Since TB treatment regimens are not easily modified, the practical approach is usually to manage gout symptoms during the treatment course rather than switch medications.
Niacin (Vitamin B3)
Prescription-strength niacin, used to manage cholesterol, can cause gout. The Mayo Clinic lists gout as a side effect of high-dose niacin, noting that serious side effects become likely at doses between 2,000 and 6,000 mg per day. Niacin raises blood uric acid levels directly. If you have a history of gout and are considering niacin for cholesterol, this is worth flagging to your doctor, as statin alternatives exist that don’t carry this risk.
Immunosuppressants After Organ Transplant
Gout is notably common among organ transplant recipients, and the main culprit is cyclosporine, an anti-rejection medication. Among transplant patients taking cyclosporine, 18.3% had gout, compared to 9.3% on tacrolimus (a newer alternative) and 9.1% on neither drug. That means cyclosporine roughly doubles the gout rate in this population. The difference between cyclosporine and tacrolimus is significant enough that it may factor into medication decisions for transplant patients with gout history.
Cancer Treatments
Chemotherapy can trigger dangerous spikes in uric acid through a process called tumor lysis syndrome. When cancer treatment rapidly destroys large numbers of tumor cells, those cells release their contents into the bloodstream, including the building blocks that get converted to uric acid. This is most common in cancers with high cell turnover rates, particularly Burkitt’s lymphoma, certain leukemias, and highly chemo-sensitive tumors like small cell lung cancer.

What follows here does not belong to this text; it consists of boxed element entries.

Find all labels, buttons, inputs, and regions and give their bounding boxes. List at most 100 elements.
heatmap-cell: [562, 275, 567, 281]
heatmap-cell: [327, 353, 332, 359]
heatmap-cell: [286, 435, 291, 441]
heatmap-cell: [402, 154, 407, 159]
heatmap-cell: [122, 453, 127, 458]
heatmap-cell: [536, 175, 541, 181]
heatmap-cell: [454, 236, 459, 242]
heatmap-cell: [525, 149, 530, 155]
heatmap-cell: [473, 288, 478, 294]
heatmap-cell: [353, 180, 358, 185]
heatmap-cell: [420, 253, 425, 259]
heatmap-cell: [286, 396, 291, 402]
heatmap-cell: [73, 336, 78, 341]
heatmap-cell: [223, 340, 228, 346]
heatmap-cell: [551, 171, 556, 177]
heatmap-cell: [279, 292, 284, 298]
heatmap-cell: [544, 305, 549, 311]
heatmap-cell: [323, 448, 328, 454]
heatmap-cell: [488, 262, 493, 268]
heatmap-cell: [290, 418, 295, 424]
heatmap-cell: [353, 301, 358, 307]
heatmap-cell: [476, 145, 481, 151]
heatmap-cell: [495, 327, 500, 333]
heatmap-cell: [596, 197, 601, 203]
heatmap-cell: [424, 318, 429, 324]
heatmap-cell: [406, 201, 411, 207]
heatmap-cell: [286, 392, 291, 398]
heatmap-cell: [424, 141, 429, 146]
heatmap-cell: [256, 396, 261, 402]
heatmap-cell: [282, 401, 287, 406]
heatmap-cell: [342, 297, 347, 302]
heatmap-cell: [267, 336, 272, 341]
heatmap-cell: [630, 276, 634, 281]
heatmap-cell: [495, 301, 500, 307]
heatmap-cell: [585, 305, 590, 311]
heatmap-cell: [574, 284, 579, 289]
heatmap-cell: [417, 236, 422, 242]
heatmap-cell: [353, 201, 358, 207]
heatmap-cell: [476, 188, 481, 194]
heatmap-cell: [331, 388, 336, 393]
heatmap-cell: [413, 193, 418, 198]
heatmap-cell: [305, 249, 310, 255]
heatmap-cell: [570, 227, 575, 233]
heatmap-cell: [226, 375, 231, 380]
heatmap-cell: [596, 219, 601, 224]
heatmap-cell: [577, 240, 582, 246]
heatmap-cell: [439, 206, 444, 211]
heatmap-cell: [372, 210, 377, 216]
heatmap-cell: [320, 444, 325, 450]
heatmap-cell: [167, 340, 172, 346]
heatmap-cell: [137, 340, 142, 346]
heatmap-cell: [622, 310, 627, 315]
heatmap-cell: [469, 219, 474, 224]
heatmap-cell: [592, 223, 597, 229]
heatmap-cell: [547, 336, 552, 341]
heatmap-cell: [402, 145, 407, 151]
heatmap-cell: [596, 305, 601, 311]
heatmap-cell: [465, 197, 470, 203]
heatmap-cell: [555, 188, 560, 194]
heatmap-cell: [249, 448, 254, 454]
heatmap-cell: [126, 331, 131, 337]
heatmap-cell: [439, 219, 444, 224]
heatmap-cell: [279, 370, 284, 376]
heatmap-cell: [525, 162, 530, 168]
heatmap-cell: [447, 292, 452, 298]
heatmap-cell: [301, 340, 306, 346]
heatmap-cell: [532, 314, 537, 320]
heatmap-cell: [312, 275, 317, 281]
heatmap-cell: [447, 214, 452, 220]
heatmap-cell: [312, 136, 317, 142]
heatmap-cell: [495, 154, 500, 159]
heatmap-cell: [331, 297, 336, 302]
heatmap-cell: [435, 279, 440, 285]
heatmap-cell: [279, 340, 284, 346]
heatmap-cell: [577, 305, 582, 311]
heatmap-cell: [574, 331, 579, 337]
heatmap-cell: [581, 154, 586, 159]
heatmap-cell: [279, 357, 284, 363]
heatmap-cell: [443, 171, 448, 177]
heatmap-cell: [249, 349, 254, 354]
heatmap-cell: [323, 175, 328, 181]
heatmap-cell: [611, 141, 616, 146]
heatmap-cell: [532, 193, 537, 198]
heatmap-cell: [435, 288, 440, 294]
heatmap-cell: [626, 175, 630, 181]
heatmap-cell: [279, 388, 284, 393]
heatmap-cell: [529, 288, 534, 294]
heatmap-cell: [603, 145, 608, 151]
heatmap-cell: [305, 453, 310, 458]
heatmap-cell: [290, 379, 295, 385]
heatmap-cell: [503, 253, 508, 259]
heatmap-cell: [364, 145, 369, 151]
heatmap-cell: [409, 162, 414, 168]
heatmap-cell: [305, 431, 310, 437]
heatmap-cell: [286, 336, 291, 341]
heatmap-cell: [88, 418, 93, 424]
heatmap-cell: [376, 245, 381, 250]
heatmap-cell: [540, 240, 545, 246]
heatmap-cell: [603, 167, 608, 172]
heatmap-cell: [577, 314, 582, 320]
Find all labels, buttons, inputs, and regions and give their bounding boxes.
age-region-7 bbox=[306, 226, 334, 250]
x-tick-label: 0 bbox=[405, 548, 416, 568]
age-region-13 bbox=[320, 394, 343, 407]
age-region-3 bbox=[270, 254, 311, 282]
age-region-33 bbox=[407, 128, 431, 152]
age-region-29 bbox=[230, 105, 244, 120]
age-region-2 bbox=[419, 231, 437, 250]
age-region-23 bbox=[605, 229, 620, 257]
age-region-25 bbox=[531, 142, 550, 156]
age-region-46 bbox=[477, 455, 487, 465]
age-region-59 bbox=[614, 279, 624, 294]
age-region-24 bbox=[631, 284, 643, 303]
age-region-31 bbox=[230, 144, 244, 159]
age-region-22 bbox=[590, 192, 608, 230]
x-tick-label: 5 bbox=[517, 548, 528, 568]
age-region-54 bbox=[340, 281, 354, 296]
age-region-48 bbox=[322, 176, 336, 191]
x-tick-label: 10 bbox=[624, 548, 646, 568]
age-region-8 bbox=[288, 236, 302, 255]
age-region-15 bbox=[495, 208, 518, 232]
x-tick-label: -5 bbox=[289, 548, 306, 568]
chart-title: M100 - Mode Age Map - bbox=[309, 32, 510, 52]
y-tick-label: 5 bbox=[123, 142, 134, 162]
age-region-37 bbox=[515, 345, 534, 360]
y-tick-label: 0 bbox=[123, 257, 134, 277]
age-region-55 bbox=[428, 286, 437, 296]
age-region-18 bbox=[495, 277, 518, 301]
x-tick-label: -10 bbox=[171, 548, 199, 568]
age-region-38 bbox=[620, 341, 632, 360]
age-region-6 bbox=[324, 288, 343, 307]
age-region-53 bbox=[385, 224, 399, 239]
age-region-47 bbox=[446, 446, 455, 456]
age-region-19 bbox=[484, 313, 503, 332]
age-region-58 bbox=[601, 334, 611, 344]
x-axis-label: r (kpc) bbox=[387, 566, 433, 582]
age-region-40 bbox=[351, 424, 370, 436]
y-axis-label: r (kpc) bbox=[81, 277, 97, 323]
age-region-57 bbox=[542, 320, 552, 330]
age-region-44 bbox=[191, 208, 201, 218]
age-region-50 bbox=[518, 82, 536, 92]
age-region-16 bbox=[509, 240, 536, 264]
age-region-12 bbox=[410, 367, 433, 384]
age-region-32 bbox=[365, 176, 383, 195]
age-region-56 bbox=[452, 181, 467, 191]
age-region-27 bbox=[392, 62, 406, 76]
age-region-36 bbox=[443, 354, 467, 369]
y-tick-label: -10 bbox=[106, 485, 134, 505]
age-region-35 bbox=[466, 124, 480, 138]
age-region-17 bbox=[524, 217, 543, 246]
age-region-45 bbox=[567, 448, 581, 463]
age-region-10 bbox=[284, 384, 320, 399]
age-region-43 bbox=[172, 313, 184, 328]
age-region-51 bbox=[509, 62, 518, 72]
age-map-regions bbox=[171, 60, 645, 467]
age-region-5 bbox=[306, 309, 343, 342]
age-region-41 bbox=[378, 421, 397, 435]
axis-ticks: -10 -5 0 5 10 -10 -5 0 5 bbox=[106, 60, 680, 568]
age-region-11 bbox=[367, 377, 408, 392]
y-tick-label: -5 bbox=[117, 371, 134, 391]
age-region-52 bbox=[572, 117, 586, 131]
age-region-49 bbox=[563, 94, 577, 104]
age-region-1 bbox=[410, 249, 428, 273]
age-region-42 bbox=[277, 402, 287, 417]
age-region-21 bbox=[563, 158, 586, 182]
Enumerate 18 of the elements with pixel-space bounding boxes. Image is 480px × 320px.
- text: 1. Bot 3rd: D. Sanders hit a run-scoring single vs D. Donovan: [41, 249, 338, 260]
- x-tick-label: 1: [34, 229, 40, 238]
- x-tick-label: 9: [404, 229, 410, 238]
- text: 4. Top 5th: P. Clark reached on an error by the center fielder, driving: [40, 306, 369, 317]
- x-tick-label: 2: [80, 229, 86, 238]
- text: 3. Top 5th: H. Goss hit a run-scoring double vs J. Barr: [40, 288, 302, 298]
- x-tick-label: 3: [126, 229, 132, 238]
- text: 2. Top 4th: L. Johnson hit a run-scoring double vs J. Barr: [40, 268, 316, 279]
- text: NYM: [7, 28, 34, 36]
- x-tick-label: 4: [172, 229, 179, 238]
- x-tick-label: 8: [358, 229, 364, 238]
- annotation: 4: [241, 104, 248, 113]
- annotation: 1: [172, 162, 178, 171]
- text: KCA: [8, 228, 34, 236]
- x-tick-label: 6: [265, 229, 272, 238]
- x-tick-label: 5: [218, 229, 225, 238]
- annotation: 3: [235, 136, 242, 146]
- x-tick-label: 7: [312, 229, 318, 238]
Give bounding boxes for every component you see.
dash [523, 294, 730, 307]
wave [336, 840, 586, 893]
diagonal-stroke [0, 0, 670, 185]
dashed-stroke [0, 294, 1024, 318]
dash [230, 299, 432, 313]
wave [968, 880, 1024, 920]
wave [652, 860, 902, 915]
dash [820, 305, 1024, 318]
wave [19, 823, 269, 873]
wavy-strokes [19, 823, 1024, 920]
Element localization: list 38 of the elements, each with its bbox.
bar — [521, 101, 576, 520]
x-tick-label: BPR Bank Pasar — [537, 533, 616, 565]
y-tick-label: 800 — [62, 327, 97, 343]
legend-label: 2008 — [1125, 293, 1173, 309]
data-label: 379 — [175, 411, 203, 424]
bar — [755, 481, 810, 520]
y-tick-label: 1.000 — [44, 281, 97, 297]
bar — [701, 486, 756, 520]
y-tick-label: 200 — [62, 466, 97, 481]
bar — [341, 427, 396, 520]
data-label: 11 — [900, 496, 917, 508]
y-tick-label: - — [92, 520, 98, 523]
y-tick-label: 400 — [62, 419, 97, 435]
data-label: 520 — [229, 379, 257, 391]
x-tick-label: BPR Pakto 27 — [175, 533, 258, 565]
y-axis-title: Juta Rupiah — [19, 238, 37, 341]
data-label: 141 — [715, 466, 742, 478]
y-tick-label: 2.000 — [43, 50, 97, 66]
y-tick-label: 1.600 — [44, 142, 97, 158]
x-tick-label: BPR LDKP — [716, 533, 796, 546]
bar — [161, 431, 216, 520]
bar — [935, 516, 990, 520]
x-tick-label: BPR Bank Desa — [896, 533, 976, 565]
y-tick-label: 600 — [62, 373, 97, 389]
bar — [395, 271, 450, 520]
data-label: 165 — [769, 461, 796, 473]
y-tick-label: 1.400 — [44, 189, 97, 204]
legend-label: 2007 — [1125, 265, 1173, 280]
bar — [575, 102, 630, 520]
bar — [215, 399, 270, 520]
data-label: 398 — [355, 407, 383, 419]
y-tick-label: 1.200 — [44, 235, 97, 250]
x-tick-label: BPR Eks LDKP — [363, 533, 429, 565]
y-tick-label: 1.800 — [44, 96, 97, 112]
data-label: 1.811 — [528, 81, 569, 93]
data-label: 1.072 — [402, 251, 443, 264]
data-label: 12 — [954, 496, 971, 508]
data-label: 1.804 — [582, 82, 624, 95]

Specific drugs more frequently implicated include cytosine arabinoside, etoposide, cisplatin, and intrathecal methotrexate, though the risk depends more on the tumor’s sensitivity and size than on any single drug. Monoclonal antibodies, high-dose corticosteroids, and even radiation therapy can also trigger it. This type of uric acid spike is managed proactively by oncology teams, so it’s less of a “watch out for this” situation and more something your cancer care team will already be monitoring.
Levodopa for Parkinson’s Disease
An emerging connection links levodopa, the primary medication for Parkinson’s disease, to gout flare-ups. A review of the World Health Organization’s global drug safety database found 43 reported cases of gout associated with levodopa-class drugs. In one well-documented case, a 77-year-old man developed his first gout attack after starting levodopa. The drug was stopped and gout was treated, but when levodopa was restarted due to Parkinson’s progression, the gout returned. While “abnormal uric acid levels” appears in levodopa’s product information, gout itself is not yet listed as a recognized side effect. The association is still being studied, but it’s worth being aware of if you’re on levodopa and experiencing unexplained joint pain.
Testosterone Therapy
Testosterone replacement therapy has been linked to gout onset in case reports, including in individuals undergoing female-to-male gender-affirming hormone therapy who developed elevated uric acid and gout shortly after starting testosterone. Research on the broader relationship between testosterone and uric acid shows a more complicated picture: men with naturally low testosterone (below 400 ng/dL) actually have a higher risk of elevated uric acid. But introducing exogenous testosterone appears to raise uric acid levels as well. If you’re starting testosterone therapy and have risk factors for gout, monitoring uric acid levels early on is a reasonable precaution.